WALSINGHAM

Nostra Signora della Santa Casa

LUOGHI MINORI
AYLESFORD, Nostra Signora del Carmelo
WEST GRIMSTEAD, Nostra Signora della Consolazione
LONDRA, Nostra Signora di Willesden
GLASTONBURY, Nostra Signora di Glastonbury
CARFIN, Grotta di Lourdes
PRINKNASH, Nostra Signora di Prinknash
PENRHYN, Nostra Signora di Penrhyn

 

WALSINGHAM, Nostra Signora della Santa Casa

Ma il più celebre di tutti i santuari inglesi è quello di Nostra Signora della S. Casa di Walsingham, situato nella contea di Norfolk e chiamato la "Nazareth d'Inghilterra" che è la "Loreto inglese".  

Nel Medioevo esso rivaleggiava con i santuari di Gerusalemme, di Roma e di Compostella per il numero di pellegrini che vi accorrevano da ogni parte d'Europa, togliendosi le scarpe all'ultimo miglio presso la "Slipper Chapel", la "cappella dei sandali".

Le sue origini risalgono al 1061, quando una vedova del luogo, Richeldis o Richild di Faverces, vide in sogno o in una visione la Vergine che le mostrò la Santa Casa di Nazareth e le espresse il desiderio di avere una cappella in suo onore delle stesse dimensioni. La pia donna convocò subito carpentieri e muratori e realizzò una prima cappella in legno, sostituita poco più tardi da un'altra in muratura. Walsingham divenne presto un centro di pellegrinaggio per onorarvi la Madonna come a Nazareth e per meditarvi il mistero dell'Incarnazione. 
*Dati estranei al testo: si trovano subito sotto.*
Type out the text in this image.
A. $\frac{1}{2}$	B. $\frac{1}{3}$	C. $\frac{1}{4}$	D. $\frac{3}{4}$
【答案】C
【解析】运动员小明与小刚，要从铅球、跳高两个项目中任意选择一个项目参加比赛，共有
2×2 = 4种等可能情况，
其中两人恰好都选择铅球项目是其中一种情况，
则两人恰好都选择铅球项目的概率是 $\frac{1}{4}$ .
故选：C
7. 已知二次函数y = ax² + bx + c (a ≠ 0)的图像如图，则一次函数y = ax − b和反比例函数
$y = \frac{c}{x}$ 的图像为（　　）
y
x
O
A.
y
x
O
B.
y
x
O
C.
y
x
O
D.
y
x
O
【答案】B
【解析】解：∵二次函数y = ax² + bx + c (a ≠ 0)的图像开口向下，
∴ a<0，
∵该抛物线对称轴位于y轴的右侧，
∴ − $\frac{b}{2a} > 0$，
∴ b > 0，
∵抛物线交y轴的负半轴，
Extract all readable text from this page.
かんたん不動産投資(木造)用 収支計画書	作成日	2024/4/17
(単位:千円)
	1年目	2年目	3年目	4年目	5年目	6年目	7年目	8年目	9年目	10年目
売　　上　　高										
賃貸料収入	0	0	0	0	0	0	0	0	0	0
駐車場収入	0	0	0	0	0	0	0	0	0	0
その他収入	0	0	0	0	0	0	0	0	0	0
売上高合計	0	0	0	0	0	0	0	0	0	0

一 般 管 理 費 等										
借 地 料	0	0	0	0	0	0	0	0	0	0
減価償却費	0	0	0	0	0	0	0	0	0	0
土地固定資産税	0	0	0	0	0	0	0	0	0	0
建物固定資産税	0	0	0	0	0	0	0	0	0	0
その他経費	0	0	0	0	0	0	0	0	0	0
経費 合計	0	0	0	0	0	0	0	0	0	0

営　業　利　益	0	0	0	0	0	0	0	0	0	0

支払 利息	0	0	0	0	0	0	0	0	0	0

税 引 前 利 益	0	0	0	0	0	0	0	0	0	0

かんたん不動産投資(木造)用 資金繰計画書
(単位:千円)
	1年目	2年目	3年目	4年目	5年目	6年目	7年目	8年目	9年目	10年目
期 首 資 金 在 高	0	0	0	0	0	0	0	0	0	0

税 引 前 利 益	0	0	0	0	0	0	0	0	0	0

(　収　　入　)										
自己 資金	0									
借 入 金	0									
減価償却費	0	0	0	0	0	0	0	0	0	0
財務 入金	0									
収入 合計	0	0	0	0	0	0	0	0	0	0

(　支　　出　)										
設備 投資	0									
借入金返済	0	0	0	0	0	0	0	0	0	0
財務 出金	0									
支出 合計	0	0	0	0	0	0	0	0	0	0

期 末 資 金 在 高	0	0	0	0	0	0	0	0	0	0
Nel XII secolo vi arrivarono i canonici regolari di S. Agostino e vi costruirono attorno al primitivo santuario un loro convento e una grande chiesa, dando così forte impulso ai pellegrinaggi, specialmente dei marinai. I pellegrini appartenevano a tutte le classi sociali e perfino alle Case regnanti cominciando da Riccardo I Cuor di Leone (1157-1199). 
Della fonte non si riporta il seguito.